Ocena ta raczej się potwierdzała. Chociaż na Czubach pasażerowie patrzyli rano na „trzynastkę” jak na statek kosmiczny, to np. w trolejbusie linii 152 nie było paniki, gdy pojazd nie skręcił z Narutowicza w Głęboką. Pracownicy biurowców z ul. Zana wysiedli przy rondzie, a dalej wóz pojechał pusty.
Po to, by i przyjezdni połapali się w zmianach ZTM wysłał troje informatorów przed dworzec kolejowy. Oddelegowani do tej roli kontrolerzy starali się stać na uboczu, z dala od pasażerów.
A przy dworcu zmieniło się bardzo dużo: znikła linia 150, pojawiła się 30, a linia 28 zmieniła się w 161 i została trolejbusem. Na dodatek wszystkie linie jadące do centrum ruszają z jednego przystanku.
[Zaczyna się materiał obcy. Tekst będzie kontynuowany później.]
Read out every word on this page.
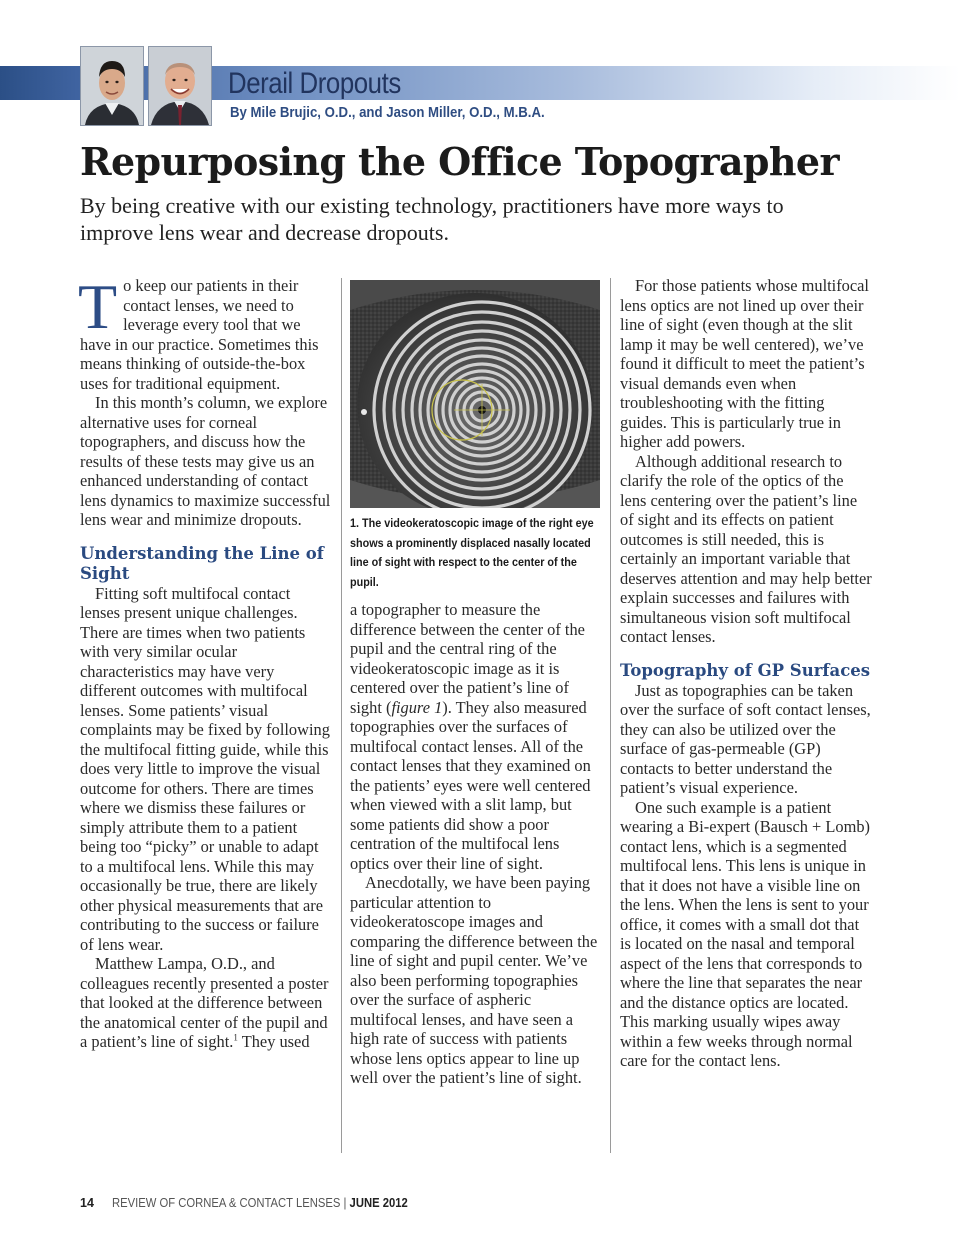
Derail Dropouts
By Mile Brujic, O.D., and Jason Miller, O.D., M.B.A.
Repurposing the Office Topographer

By being creative with our existing technology, practitioners have more ways to improve lens wear and decrease dropouts.

To keep our patients in their contact lenses, we need to leverage every tool that we have in our practice. Sometimes this means thinking of outside-the-box uses for traditional equipment.

In this month’s column, we explore alternative uses for corneal topographers, and discuss how the results of these tests may give us an enhanced understanding of contact lens dynamics to maximize successful lens wear and minimize dropouts.

Understanding the Line of Sight

Fitting soft multifocal contact lenses present unique challenges. There are times when two patients with very similar ocular characteristics may have very different outcomes with multifocal lenses. Some patients’ visual complaints may be fixed by following the multifocal fitting guide, while this does very little to improve the visual outcome for others. There are times where we dismiss these failures or simply attribute them to a patient being too “picky” or unable to adapt to a multifocal lens. While this may occasionally be true, there are likely other physical measurements that are contributing to the success or failure of lens wear.

Matthew Lampa, O.D., and colleagues recently presented a poster that looked at the difference between the anatomical center of the pupil and a patient’s line of sight.$^1$ They used

1. The videokeratoscopic image of the right eye shows a prominently displaced nasally located line of sight with respect to the center of the pupil.

a topographer to measure the difference between the center of the pupil and the central ring of the videokeratoscopic image as it is centered over the patient’s line of sight (figure 1). They also measured topographies over the surfaces of multifocal contact lenses. All of the contact lenses that they examined on the patients’ eyes were well centered when viewed with a slit lamp, but some patients did show a poor centration of the multifocal lens optics over their line of sight.

Anecdotally, we have been paying particular attention to videokeratoscope images and comparing the difference between the line of sight and pupil center. We’ve also been performing topographies over the surface of aspheric multifocal lenses, and have seen a high rate of success with patients whose lens optics appear to line up well over the patient’s line of sight.

For those patients whose multifocal lens optics are not lined up over their line of sight (even though at the slit lamp it may be well centered), we’ve found it difficult to meet the patient’s visual demands even when troubleshooting with the fitting guides. This is particularly true in higher add powers.

Although additional research to clarify the role of the optics of the lens centering over the patient’s line of sight and its effects on patient outcomes is still needed, this is certainly an important variable that deserves attention and may help better explain successes and failures with simultaneous vision soft multifocal contact lenses.

Topography of GP Surfaces

Just as topographies can be taken over the surface of soft contact lenses, they can also be utilized over the surface of gas-permeable (GP) contacts to better understand the patient’s visual experience.

One such example is a patient wearing a Bi-expert (Bausch + Lomb) contact lens, which is a segmented multifocal lens. This lens is unique in that it does not have a visible line on the lens. When the lens is sent to your office, it comes with a small dot that is located on the nasal and temporal aspect of the lens that corresponds to where the line that separates the near and the distance optics are located. This marking usually wipes away within a few weeks through normal care for the contact lens.

14 REVIEW OF CORNEA & CONTACT LENSES | JUNE 2012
Wiata służąca dotąd liniom 13 i 34 trafi wraz z wyświetlaczem na Głęboką przy Muzycznej, a wyświetlacz z Gazowej przeniesiony będzie na dawną pętlę obok Unickiej.
Wbrew obawom nie było kłopotu z porannymi dojazdami linią 158 z Felina do centrum, bo w tym kierunku rozkład „zagęszczano” dodatkowymi pojazdami, w tym również autobusami. Potwierdziły się za to obawy, że „rozjedzie” się rozkład linii 151, bo obsługujące ją pojazdy zbijały się w stadka.
Kierowca jednego z wozów linii 151 dzwonił do bazy pytając jak ma nadrobić 24 minuty spóźnienia, skoro nie ma nawet tak długiej przerwy. Spóźniony wyruszył już z zajezdni, gdzie pojawiły się problemy z wgrywaniem do pojazdów nowych danych informacji pasażerskiej. W trolejbus ten wsiadaliśmy po godz. 7.30 obok ronda Honorowych Krwiodawców. Chwilę po tym, jak na przystanek wtoczyła się „dwudziestka” z upchanymi jak śledzie pasażerami.
Kolejnym sprawdzianem dla autorów zmian będzie weekend.
A wtedy – przypomnijmy – rzadziej będą kursować trolejbusy, np. na liniach 152, 153 i 154 zaledwie co 60 minut. Rzadziej będą też odjeżdżać z al. Kraśnickiej (między Zana a Węglinem) trolejbusy jadące na Al. Racławickie: dotychczas w niedziele jeździły co 12 minut, teraz co pół godziny.